2. The drink of choice was vodka. Not with a mixer or even a cube of ice...oh no. Neat. From the bottle.
3. It was a 24 degree day, after a week of near-freezing temperatures. Why would you wear a top when you needn't? In fact, why would you need to wear practically any clothes at all?
4. If you can make some money at the same time, brill! Not by betting on the races, mind, but by selling an array of bizzare things not usually needed at the track. Things like, say, manilla envelopes in a range of sizes, a set of steak knives, a 2m glass coffee table with faux-greek pillars for legs, a cut-glass fruit bowl or perhaps some perfume?
5. Sick of watching the ponies? Why not engage in some bare-knuckle fighting for fun? Or take a ride on a rollercoaster where you can sick up your battered sav?

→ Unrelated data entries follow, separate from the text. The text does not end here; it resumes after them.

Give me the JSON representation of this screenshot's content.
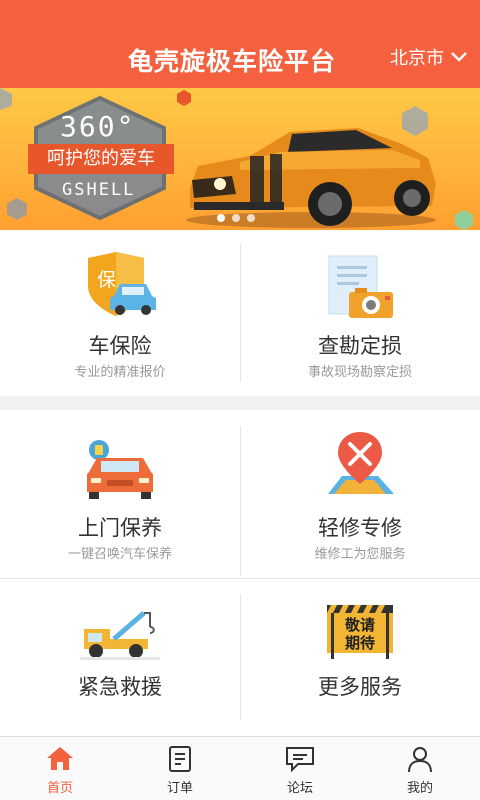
{
  "header": {
    "title": "龟壳旋极车险平台",
    "city": "北京市",
    "background_color": "#f5603f"
  },
  "banner": {
    "badge_number": "360°",
    "badge_slogan": "呵护您的爱车",
    "badge_brand": "GSHELL",
    "dot_count": 3,
    "active_dot": 0
  },
  "services_top": [
    {
      "label": "车保险",
      "desc": "专业的精准报价",
      "icon": "shield-car-icon"
    },
    {
      "label": "查勘定损",
      "desc": "事故现场勘察定损",
      "icon": "document-camera-icon"
    }
  ],
  "services_bottom": [
    {
      "label": "上门保养",
      "desc": "一键召唤汽车保养",
      "icon": "car-oil-icon"
    },
    {
      "label": "轻修专修",
      "desc": "维修工为您服务",
      "icon": "repair-pin-icon"
    },
    {
      "label": "紧急救援",
      "desc": "",
      "icon": "tow-truck-icon"
    },
    {
      "label": "更多服务",
      "desc": "",
      "icon": "coming-soon-sign-icon"
    }
  ],
  "more_sign_text": [
    "敬请",
    "期待"
  ],
  "tabs": [
    {
      "label": "首页",
      "icon": "home-icon",
      "active": true
    },
    {
      "label": "订单",
      "icon": "order-icon",
      "active": false
    },
    {
      "label": "论坛",
      "icon": "forum-icon",
      "active": false
    },
    {
      "label": "我的",
      "icon": "profile-icon",
      "active": false
    }
  ],
  "colors": {
    "accent": "#f5603f",
    "banner_yellow": "#ffb23a",
    "text_primary": "#333333",
    "text_secondary": "#9a9a9a"
  }
}
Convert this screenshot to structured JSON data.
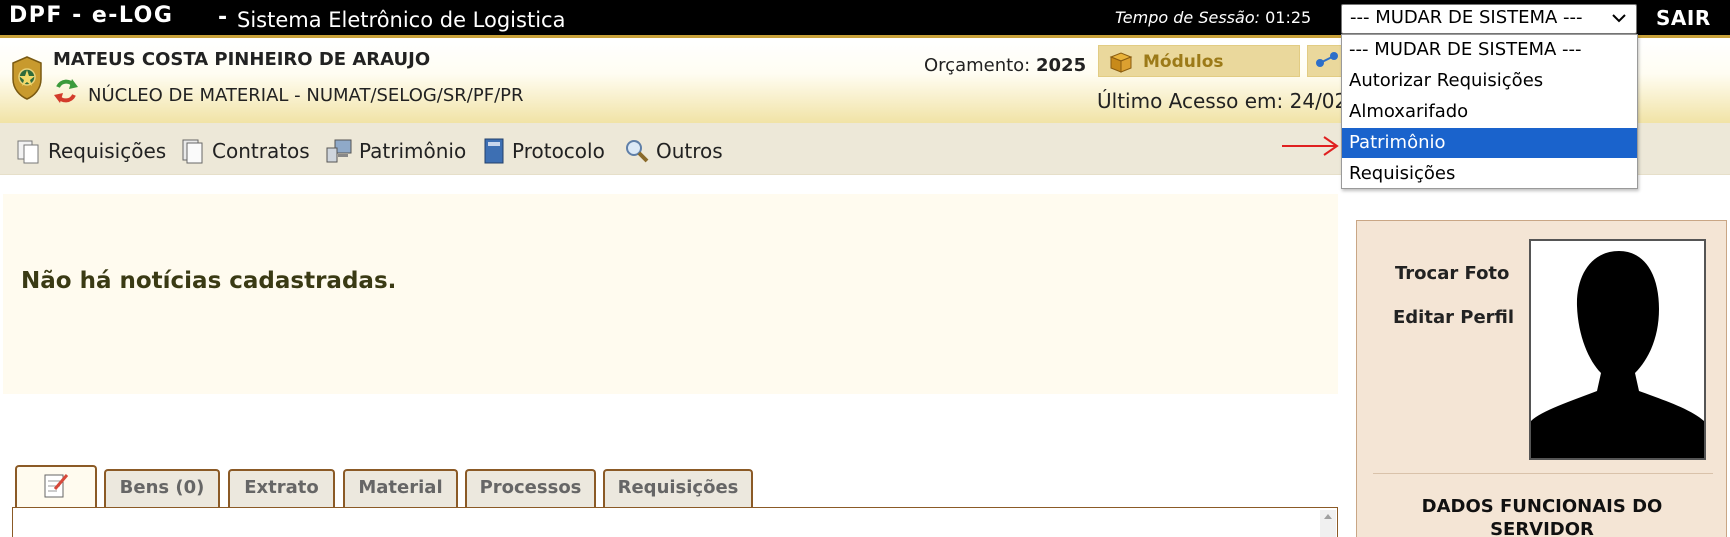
{
  "topbar": {
    "app_title": "DPF - e-LOG",
    "separator": "-",
    "app_subtitle": "Sistema Eletrônico de Logistica",
    "session_label": "Tempo de Sessão:",
    "session_time": "01:25",
    "system_select_value": "--- MUDAR DE SISTEMA ---",
    "logout_label": "SAIR"
  },
  "system_dropdown": {
    "options": [
      "--- MUDAR DE SISTEMA ---",
      "Autorizar Requisições",
      "Almoxarifado",
      "Patrimônio",
      "Requisições"
    ],
    "highlighted": "Patrimônio"
  },
  "header": {
    "user_name": "MATEUS COSTA PINHEIRO DE ARAUJO",
    "unit_name": "NÚCLEO DE MATERIAL - NUMAT/SELOG/SR/PF/PR",
    "budget_label": "Orçamento:",
    "budget_year": "2025",
    "modules_label": "Módulos",
    "last_access": "Último Acesso em: 24/02"
  },
  "nav": {
    "items": [
      {
        "label": "Requisições",
        "icon": "pages-icon"
      },
      {
        "label": "Contratos",
        "icon": "document-icon"
      },
      {
        "label": "Patrimônio",
        "icon": "computer-icon"
      },
      {
        "label": "Protocolo",
        "icon": "book-icon"
      },
      {
        "label": "Outros",
        "icon": "magnifier-icon"
      }
    ]
  },
  "news": {
    "message": "Não há notícias cadastradas."
  },
  "tabs": {
    "items": [
      "Bens (0)",
      "Extrato",
      "Material",
      "Processos",
      "Requisições"
    ]
  },
  "profile": {
    "change_photo": "Trocar Foto",
    "edit_profile": "Editar Perfil",
    "section_title": "DADOS FUNCIONAIS DO SERVIDOR"
  },
  "colors": {
    "topbar_bg": "#000000",
    "accent_gold": "#c8a13a",
    "selected_option": "#1a63cc",
    "tab_border": "#8b5a26"
  }
}
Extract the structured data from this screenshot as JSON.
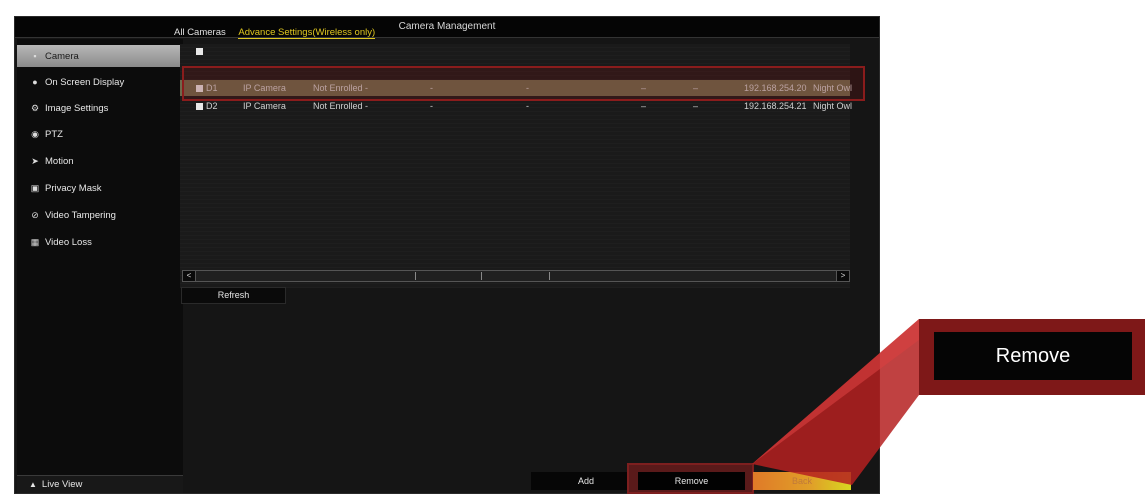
{
  "window": {
    "title": "Camera Management"
  },
  "sidebar": {
    "items": [
      {
        "label": "Camera",
        "icon": "camera-icon",
        "active": true
      },
      {
        "label": "On Screen Display",
        "icon": "info-icon",
        "active": false
      },
      {
        "label": "Image Settings",
        "icon": "image-settings-icon",
        "active": false
      },
      {
        "label": "PTZ",
        "icon": "ptz-icon",
        "active": false
      },
      {
        "label": "Motion",
        "icon": "motion-icon",
        "active": false
      },
      {
        "label": "Privacy Mask",
        "icon": "privacy-mask-icon",
        "active": false
      },
      {
        "label": "Video Tampering",
        "icon": "video-tampering-icon",
        "active": false
      },
      {
        "label": "Video Loss",
        "icon": "video-loss-icon",
        "active": false
      }
    ],
    "live_view": "Live View"
  },
  "tabs": [
    {
      "label": "All Cameras",
      "active": false
    },
    {
      "label": "Advance Settings(Wireless only)",
      "active": true
    }
  ],
  "table": {
    "rows": [
      {
        "id": "D1",
        "type": "IP Camera",
        "status": "Not Enrolled -",
        "c4": "-",
        "c5": "-",
        "c6": "–",
        "c7": "–",
        "ip": "192.168.254.20",
        "vendor": "Night Owl",
        "selected": true
      },
      {
        "id": "D2",
        "type": "IP Camera",
        "status": "Not Enrolled -",
        "c4": "-",
        "c5": "-",
        "c6": "–",
        "c7": "–",
        "ip": "192.168.254.21",
        "vendor": "Night Owl",
        "selected": false
      }
    ]
  },
  "buttons": {
    "refresh": "Refresh",
    "add": "Add",
    "remove": "Remove",
    "back": "Back"
  },
  "callout": {
    "label": "Remove"
  },
  "colors": {
    "accent_yellow": "#e0c820",
    "highlight_red": "#8a1c1c",
    "selected_row": "#6d6a4c"
  }
}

Needless to say, I was stunned, amused, enchanted and a little bit terrified all at once. Apparently the gypsies come from all over the country for the races and stay on site for a few days. They set up their stalls, a fun fair, their caravans and make a weekend out of it. Having never really seen gypsies, it was pretty exciting. Boy, do they party hard, though. I was more than a little relieved to make it safely back on the train and get home in one piece. Oh, and I now see where those Little Brittain guys got the material for Vicky Pollard, and where Catherine Tate gets her info, too. But what I loved best about this bizarro day out, was that, across the track from the complete madness that was going on in the centre, the Queen and her entourage, plus London high society ( who arrived throughout the afternoon via chopper) were watching the same races, sharing the same spirit, though perhaps in slightly different conditions. And when it came time for the Derby, I was pressed up against the railings, watching those horses thunder past with 100,000 other fans. And what could be better than that?